At this point, no one even considers blessing the bread... if there's any on the table. When I was a child, in a small town in Navarre, it was mandatory to always leave the bread with the crust touching the table because otherwise, the Virgin would cry. Bread was so sacred that throwing it away was considered a sin.

When the ancient Greeks dreamed of the Golden Age, they imagined themselves playing dice with large round loaves of bread. It is said that when Democritus, the laughing philosopher, was dying, he observed that his sister was feeling sorry for herself not so much for this fatality as for the fact that it would take place in the middle of the great festival of the Thesmophoria, and the obligatory mourning would force her to shut herself up at home, unable to enjoy the jewel of the street. Democritus asked her to bring him a freshly baked loaf from the bakery every day and leave it by his head. The smell of fresh bread would keep him alive for as many days as necessary. And so it was. After the festivities were over, his sister took the bread away, and Democritus died amidst his sister's unrepentant wailing.

Irene Rigau told me a story her mother used to tell her, that of the Lady of Tous: "In the castle of Tous, there was a lady so capricious that she lived exclusively on the bones of black lambs.
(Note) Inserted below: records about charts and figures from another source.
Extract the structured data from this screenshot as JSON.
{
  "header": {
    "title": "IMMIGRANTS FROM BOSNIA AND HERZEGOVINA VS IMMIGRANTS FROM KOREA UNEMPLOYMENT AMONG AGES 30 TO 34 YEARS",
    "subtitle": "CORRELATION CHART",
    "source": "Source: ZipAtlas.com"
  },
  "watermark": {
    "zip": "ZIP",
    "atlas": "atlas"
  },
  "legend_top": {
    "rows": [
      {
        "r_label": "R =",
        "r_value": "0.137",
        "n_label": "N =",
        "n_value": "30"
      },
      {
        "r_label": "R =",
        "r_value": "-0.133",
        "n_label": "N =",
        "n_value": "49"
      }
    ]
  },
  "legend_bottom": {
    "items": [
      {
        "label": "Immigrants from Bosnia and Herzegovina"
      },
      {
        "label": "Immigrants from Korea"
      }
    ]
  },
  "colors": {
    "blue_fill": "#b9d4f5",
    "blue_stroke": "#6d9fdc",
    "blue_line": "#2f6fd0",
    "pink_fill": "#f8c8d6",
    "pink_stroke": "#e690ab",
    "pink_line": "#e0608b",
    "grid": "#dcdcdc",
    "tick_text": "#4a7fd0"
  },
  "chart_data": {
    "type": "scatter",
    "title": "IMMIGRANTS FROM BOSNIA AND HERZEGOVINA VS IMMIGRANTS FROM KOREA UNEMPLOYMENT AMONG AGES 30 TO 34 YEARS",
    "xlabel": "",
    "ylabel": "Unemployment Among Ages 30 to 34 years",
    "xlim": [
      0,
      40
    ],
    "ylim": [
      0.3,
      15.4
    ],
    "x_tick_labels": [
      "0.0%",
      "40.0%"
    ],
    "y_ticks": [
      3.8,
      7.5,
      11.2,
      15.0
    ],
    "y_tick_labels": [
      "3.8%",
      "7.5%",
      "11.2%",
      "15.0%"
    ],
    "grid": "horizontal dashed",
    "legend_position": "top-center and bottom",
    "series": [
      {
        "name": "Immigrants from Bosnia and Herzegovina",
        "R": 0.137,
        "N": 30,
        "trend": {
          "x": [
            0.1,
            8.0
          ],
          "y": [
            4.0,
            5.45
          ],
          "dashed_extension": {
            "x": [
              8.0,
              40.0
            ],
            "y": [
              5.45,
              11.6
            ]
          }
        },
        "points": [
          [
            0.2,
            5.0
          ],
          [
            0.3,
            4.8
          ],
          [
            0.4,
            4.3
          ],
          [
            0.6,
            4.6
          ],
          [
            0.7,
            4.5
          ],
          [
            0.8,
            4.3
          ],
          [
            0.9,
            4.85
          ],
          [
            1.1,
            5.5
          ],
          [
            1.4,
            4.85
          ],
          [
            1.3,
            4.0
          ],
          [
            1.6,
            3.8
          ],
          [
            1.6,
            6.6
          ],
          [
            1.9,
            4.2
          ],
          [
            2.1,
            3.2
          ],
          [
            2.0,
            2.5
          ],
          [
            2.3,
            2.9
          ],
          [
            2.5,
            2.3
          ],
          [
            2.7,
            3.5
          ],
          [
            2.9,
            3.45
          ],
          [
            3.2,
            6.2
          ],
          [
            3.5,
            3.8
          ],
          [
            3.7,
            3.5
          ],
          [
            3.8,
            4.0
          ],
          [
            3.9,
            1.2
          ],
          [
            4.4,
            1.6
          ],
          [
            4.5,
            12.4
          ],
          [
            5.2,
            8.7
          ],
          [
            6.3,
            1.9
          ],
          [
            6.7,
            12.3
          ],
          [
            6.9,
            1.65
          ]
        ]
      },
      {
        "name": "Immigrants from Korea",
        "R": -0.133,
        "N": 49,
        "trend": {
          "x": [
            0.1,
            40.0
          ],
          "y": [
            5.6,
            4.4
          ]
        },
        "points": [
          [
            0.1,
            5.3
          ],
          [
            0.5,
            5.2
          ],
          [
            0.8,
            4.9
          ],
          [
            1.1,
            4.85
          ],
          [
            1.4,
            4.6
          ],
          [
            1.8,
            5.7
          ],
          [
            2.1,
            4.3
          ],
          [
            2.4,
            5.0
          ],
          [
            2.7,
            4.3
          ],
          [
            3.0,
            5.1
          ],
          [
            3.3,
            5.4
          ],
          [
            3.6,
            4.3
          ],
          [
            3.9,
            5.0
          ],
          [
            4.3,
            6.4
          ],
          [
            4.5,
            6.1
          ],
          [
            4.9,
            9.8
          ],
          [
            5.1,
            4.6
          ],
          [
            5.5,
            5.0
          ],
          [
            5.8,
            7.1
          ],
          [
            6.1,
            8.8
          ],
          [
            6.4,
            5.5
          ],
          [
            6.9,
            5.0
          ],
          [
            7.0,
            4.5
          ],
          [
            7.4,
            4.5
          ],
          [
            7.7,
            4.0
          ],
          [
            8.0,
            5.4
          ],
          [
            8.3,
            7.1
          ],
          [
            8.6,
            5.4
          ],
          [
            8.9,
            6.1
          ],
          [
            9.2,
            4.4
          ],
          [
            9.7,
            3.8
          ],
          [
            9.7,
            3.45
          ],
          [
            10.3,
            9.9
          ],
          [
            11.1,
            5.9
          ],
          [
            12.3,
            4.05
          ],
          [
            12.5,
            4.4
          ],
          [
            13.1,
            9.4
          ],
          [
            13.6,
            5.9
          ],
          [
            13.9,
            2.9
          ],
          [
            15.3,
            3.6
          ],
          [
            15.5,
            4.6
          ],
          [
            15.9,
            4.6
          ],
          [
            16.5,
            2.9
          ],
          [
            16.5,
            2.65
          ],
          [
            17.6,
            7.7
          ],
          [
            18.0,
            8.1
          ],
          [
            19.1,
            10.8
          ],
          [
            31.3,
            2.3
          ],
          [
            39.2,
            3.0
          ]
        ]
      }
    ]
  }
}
After finishing off all the black lambs in her country, she insisted on buying them from increasingly ruined countries and was forced to live on the charity of her former subjects. One day, the landlady of a farmhouse gave her a handful of walnuts and a piece of stale bread.
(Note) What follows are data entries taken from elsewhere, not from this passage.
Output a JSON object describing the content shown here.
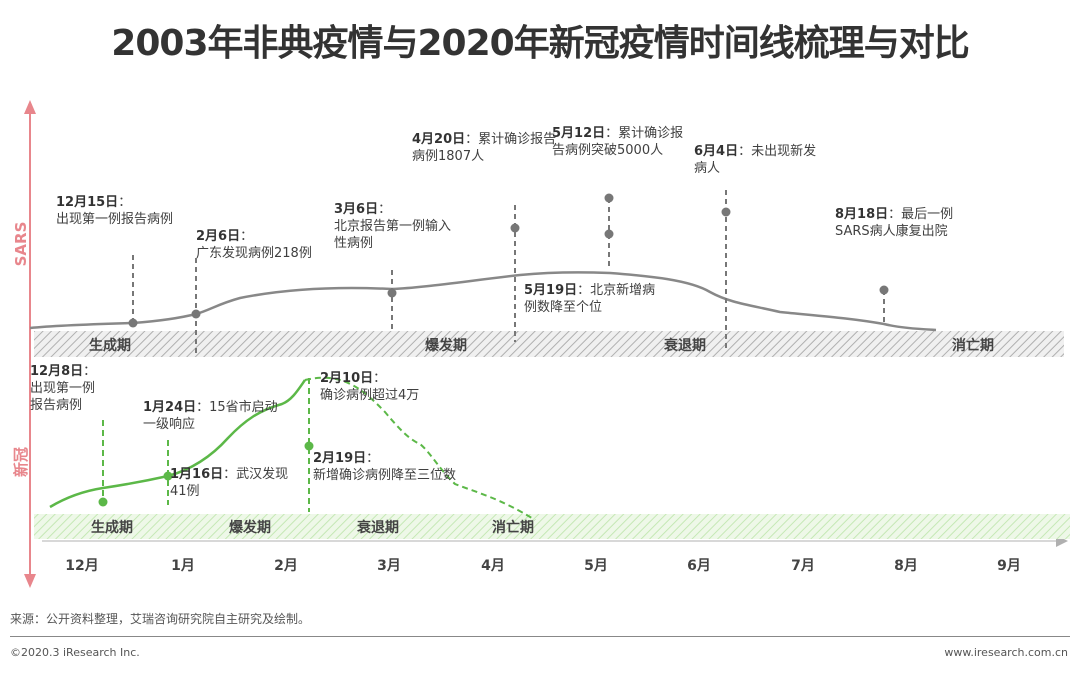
{
  "title": "2003年非典疫情与2020年新冠疫情时间线梳理与对比",
  "source": "来源：公开资料整理，艾瑞咨询研究院自主研究及绘制。",
  "copyright": "©2020.3 iResearch Inc.",
  "site": "www.iresearch.com.cn",
  "colors": {
    "sars": "#808080",
    "covid": "#5CB848",
    "axis": "#E8868C"
  },
  "chart_data": {
    "type": "line",
    "x_axis": {
      "ticks": [
        "12月",
        "1月",
        "2月",
        "3月",
        "4月",
        "5月",
        "6月",
        "7月",
        "8月",
        "9月"
      ]
    },
    "sars": {
      "axis_label": "SARS",
      "phases": [
        "生成期",
        "爆发期",
        "衰退期",
        "消亡期"
      ],
      "events": [
        {
          "date": "12月15日",
          "text": "出现第一例报告病例",
          "label": "12月15日：\n出现第一例报告病例"
        },
        {
          "date": "2月6日",
          "text": "广东发现病例218例",
          "label": "2月6日：\n广东发现病例218例"
        },
        {
          "date": "3月6日",
          "text": "北京报告第一例输入性病例",
          "label": "3月6日：\n北京报告第一例输入\n性病例"
        },
        {
          "date": "4月20日",
          "text": "累计确诊报告病例1807人",
          "label": "4月20日：累计确诊报告\n病例1807人"
        },
        {
          "date": "5月12日",
          "text": "累计确诊报告病例突破5000人",
          "label": "5月12日：累计确诊报\n告病例突破5000人"
        },
        {
          "date": "5月19日",
          "text": "北京新增病例数降至个位",
          "label": "5月19日：北京新增病\n例数降至个位"
        },
        {
          "date": "6月4日",
          "text": "未出现新发病人",
          "label": "6月4日：未出现新发\n病人"
        },
        {
          "date": "8月18日",
          "text": "最后一例SARS病人康复出院",
          "label": "8月18日：最后一例\nSARS病人康复出院"
        }
      ]
    },
    "covid": {
      "axis_label": "新冠",
      "phases": [
        "生成期",
        "爆发期",
        "衰退期",
        "消亡期"
      ],
      "events": [
        {
          "date": "12月8日",
          "text": "出现第一例报告病例",
          "label": "12月8日：\n出现第一例\n报告病例"
        },
        {
          "date": "1月16日",
          "text": "武汉发现41例",
          "label": "1月16日：武汉发现\n41例"
        },
        {
          "date": "1月24日",
          "text": "15省市启动一级响应",
          "label": "1月24日：15省市启动\n一级响应"
        },
        {
          "date": "2月10日",
          "text": "确诊病例超过4万",
          "label": "2月10日：\n确诊病例超过4万"
        },
        {
          "date": "2月19日",
          "text": "新增确诊病例降至三位数",
          "label": "2月19日：\n新增确诊病例降至三位数"
        }
      ]
    }
  }
}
To conclude: When Alexander Szurek was in the Wülzburg concentration camp, a woman gave him a slice of bread. Someone warned her that the prisoner would soon be shot. She replied, "Perhaps he's not so bad." Alexander Szurek was a communist, a Jew, a Pole, and an International Brigade member in the Spanish Civil War. He could have been executed for any of these reasons, but that woman saw only a very hungry man and offered him the most sacred thing.